RACE is the pocket version of the Promptrace scorer, which breaks the same idea into seven measurable dimensions: role, task clarity, specificity, context, output format, constraints, and examples. Role maps to R, action covers task clarity, context covers context and specificity, and expectation covers format and constraints. The seventh dimension, examples, is the one RACE does not name explicitly, which is why pairing RACE with a worked example or two tends to push a good prompt to a great one.

Use RACE when you are writing quickly and want a mental checklist. Run the result through the scorer when you want to see exactly which dimension is still soft.

Key takeaways

  • RACE stands for Role, Action, Context, Expectation.
  • Role sets the register, Action names the task with a concrete verb, Context supplies the background, Expectation defines the shape of the answer.
  • It is a mental checklist, not a rigid template: write a natural brief that covers all four.
  • Add a worked example to cover the one thing RACE leaves out, and you have the full seven-dimension picture.
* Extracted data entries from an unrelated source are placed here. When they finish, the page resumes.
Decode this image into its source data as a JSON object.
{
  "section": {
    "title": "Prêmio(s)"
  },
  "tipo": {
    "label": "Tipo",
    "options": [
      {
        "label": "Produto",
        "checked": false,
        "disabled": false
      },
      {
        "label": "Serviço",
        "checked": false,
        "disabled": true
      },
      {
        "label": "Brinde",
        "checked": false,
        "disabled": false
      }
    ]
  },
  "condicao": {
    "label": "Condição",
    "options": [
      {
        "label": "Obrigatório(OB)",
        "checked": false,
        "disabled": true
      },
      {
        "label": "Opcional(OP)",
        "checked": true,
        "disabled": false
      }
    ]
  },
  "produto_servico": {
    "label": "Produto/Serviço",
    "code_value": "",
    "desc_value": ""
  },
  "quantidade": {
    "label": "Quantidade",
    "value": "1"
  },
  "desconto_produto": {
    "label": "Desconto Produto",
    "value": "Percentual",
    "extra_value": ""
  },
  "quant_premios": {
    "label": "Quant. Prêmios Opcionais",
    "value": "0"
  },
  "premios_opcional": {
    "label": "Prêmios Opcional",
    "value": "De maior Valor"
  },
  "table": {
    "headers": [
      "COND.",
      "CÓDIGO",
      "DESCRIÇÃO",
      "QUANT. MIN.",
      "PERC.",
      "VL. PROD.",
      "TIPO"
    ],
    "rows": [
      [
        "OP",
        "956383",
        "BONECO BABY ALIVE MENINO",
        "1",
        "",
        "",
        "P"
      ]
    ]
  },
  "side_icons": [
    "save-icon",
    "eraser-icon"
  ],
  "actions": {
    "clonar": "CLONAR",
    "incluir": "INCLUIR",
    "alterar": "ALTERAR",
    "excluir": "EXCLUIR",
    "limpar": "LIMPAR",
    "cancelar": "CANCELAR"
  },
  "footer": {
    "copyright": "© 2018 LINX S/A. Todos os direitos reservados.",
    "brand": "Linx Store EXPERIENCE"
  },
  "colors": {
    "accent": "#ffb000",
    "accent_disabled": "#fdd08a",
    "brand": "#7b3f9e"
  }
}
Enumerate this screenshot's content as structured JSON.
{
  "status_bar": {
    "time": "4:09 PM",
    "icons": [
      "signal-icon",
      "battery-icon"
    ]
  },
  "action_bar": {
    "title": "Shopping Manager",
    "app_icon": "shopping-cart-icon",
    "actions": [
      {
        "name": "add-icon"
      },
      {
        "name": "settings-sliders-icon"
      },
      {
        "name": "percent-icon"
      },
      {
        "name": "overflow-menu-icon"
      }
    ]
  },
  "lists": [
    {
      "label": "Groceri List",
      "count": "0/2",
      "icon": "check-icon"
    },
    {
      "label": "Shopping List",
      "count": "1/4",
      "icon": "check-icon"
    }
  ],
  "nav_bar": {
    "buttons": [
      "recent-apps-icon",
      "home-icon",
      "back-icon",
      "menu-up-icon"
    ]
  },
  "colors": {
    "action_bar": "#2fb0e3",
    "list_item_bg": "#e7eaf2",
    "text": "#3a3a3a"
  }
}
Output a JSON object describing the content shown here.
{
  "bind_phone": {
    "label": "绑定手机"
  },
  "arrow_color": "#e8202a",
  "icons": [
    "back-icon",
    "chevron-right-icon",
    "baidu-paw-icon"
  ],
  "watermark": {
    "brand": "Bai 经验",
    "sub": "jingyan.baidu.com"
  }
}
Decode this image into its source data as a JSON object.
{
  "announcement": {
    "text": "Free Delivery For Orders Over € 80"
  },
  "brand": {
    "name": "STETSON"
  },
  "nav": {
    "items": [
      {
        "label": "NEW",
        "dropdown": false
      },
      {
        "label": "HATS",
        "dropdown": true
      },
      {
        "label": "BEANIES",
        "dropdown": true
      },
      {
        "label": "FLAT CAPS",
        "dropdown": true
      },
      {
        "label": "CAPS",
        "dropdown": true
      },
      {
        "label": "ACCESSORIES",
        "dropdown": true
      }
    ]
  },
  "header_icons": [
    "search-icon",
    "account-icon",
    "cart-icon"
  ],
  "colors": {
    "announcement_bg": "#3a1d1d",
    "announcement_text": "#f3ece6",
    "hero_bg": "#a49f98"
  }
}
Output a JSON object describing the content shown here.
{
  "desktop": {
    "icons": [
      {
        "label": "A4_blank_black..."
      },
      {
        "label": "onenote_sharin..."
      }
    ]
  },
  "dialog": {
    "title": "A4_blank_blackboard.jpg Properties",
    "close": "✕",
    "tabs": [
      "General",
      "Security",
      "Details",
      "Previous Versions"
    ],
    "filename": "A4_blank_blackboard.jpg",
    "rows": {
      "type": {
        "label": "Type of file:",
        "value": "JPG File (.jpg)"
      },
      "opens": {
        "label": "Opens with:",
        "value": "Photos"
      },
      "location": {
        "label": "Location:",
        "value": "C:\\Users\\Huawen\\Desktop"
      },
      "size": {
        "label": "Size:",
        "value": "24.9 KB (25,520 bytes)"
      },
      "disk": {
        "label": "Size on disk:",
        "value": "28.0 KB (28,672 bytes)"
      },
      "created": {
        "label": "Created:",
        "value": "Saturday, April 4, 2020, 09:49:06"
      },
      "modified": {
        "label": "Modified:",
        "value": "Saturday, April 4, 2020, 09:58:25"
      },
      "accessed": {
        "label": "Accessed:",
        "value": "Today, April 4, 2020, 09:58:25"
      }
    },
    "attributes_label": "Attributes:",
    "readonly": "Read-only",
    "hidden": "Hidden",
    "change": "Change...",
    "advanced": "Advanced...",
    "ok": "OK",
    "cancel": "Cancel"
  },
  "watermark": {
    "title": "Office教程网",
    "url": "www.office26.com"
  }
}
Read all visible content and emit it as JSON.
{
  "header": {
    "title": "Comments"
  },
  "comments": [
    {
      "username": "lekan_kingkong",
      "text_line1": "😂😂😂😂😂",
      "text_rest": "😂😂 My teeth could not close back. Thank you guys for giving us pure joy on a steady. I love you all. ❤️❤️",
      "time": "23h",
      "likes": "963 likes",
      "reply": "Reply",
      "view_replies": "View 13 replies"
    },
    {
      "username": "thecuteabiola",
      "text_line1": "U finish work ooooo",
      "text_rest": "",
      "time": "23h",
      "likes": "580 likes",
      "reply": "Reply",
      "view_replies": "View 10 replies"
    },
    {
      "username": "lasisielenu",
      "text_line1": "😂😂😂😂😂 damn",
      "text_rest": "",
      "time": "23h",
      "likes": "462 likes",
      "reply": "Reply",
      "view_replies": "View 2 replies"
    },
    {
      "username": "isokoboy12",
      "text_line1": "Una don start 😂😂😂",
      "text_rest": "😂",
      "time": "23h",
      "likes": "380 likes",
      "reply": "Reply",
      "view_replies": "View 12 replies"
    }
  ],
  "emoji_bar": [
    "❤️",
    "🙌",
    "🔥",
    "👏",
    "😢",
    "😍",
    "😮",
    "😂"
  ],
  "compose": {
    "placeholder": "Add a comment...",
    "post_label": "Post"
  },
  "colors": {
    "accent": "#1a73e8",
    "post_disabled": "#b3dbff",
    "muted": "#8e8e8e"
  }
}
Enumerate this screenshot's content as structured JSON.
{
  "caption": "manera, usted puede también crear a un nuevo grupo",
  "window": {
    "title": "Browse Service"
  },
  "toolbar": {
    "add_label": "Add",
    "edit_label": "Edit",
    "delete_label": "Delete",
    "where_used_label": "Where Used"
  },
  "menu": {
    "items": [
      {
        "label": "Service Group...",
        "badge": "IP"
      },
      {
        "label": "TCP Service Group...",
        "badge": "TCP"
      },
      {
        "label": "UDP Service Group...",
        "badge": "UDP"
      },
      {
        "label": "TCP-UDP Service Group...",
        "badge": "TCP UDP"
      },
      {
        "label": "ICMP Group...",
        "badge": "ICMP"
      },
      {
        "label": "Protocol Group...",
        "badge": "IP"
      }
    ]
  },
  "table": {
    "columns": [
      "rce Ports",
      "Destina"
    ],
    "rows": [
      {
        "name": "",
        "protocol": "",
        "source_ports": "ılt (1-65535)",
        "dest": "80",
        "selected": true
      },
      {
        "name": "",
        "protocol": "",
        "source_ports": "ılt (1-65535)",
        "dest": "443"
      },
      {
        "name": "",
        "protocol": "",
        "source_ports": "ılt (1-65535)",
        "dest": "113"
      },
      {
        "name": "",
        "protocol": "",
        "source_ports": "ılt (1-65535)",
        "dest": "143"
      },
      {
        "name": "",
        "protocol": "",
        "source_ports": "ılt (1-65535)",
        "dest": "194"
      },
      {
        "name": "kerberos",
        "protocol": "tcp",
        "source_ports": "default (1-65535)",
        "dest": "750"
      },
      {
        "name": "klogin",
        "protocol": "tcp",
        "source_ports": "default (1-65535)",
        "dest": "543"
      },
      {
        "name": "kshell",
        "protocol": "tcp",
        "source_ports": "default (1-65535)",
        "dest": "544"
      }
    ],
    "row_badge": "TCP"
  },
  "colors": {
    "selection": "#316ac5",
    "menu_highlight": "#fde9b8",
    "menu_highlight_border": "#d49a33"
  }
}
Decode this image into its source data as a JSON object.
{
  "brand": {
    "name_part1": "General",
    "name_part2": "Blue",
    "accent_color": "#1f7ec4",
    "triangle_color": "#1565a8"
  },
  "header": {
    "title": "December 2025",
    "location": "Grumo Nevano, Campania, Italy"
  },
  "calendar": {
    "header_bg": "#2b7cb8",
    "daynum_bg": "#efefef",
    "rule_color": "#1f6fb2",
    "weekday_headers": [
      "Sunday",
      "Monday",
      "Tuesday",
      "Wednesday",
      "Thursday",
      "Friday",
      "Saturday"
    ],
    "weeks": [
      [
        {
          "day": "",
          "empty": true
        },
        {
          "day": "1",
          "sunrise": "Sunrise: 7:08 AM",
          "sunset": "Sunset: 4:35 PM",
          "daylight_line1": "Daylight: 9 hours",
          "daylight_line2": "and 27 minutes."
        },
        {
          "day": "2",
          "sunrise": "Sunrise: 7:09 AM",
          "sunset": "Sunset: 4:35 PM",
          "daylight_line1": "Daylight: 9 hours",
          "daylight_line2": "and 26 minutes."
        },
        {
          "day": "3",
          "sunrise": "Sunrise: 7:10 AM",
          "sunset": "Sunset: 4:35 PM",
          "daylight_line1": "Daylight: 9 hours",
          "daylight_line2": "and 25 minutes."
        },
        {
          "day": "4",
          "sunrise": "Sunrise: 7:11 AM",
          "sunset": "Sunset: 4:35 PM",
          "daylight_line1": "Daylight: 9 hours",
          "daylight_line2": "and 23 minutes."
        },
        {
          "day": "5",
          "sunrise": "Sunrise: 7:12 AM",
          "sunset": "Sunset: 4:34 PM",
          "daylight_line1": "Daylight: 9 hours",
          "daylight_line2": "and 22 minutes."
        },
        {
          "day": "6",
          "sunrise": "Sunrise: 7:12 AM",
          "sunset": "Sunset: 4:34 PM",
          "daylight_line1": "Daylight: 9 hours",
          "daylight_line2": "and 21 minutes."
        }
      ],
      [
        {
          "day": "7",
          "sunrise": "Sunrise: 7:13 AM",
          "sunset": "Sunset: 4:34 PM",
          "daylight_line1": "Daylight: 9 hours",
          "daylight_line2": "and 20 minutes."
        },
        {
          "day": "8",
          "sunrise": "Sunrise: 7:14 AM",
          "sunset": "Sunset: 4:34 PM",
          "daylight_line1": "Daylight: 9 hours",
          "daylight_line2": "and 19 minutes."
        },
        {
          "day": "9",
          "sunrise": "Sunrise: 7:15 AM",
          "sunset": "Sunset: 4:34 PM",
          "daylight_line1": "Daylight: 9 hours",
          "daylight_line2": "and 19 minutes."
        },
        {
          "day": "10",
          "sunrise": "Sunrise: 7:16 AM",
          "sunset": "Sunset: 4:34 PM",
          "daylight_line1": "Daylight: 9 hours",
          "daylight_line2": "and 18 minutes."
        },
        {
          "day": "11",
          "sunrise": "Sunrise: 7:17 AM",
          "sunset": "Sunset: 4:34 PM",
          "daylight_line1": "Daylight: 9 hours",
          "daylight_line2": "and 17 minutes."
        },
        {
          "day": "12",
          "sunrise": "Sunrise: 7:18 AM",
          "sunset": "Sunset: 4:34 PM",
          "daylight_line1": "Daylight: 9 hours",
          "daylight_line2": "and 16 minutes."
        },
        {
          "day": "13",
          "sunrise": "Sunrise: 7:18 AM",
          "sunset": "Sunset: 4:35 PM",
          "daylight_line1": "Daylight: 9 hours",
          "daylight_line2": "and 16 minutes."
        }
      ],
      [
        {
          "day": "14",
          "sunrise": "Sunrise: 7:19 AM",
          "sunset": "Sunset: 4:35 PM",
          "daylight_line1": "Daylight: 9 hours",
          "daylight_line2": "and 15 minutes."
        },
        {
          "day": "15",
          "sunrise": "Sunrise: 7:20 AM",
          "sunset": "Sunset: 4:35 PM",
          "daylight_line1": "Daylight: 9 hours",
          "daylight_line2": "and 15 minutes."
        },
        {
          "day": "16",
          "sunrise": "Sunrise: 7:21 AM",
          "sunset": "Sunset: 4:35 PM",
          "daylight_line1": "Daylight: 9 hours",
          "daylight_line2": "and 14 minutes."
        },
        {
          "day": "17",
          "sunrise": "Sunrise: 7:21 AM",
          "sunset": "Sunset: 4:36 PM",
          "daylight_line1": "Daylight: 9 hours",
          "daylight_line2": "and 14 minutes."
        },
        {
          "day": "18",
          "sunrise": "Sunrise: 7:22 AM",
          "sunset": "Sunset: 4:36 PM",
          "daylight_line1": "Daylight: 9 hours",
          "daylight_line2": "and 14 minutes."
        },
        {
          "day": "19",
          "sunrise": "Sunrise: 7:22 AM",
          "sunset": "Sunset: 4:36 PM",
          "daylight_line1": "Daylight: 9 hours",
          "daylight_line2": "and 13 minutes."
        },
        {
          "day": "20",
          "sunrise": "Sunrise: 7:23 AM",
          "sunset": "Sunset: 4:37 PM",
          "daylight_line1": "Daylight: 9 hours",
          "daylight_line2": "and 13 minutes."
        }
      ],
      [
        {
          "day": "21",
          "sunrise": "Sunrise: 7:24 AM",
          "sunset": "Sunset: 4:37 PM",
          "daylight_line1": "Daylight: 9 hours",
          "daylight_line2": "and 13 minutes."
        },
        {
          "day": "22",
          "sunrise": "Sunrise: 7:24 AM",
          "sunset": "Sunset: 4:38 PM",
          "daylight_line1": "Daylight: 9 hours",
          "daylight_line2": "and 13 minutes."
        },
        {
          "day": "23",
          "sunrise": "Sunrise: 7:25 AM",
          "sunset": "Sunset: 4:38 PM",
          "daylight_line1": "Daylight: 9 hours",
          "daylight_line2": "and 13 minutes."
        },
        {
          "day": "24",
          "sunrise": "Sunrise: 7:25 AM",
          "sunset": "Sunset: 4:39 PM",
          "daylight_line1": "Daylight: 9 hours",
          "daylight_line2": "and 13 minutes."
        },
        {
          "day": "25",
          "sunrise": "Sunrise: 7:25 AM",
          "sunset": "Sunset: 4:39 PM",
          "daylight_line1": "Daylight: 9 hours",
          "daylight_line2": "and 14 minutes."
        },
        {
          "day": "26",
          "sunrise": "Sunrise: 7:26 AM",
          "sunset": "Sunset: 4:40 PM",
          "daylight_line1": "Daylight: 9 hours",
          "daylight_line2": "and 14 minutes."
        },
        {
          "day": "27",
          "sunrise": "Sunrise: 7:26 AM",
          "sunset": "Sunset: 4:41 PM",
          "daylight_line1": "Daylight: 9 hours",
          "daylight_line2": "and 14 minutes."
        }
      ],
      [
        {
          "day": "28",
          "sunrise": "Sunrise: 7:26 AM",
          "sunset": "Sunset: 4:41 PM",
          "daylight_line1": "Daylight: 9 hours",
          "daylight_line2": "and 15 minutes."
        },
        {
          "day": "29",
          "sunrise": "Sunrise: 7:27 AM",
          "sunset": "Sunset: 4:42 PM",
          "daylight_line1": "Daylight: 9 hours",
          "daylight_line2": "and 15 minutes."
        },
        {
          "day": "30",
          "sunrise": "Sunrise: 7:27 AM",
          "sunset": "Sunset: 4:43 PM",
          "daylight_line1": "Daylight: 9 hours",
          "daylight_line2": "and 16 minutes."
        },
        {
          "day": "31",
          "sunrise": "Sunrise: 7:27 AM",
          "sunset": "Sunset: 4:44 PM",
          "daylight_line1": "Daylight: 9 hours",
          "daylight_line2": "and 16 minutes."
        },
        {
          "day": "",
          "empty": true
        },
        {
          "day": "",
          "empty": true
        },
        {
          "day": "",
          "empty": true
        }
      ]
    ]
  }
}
See how your prompt scores

Paste any prompt into the free Promptrace scorer and get an instant breakdown across all seven dimensions. No signup.

Open the prompt scorer →

Frequently asked questions

What does RACE stand for in prompt engineering?

RACE stands for Role, Action, Context, and Expectation. You assign the model a role, state the action you want with a concrete verb, supply the context it needs, and describe the expected output. It is a four-part checklist for writing clear prompts.

Is the RACE framework better than CRISPE?

Neither is strictly better; they suit different moments. RACE is shorter and faster to apply in your head, which makes it a good default. CRISPE adds a personality step and an experiment step, so it is useful when tone matters a lot or when you want the model to generate several variations to compare.

Does RACE work with Claude and Gemini as well as ChatGPT?

Yes. RACE describes how to brief any capable large language model, so it works the same way with Claude, Gemini, Llama, Mistral, and ChatGPT. The framework is about the information you supply, not about model-specific syntax.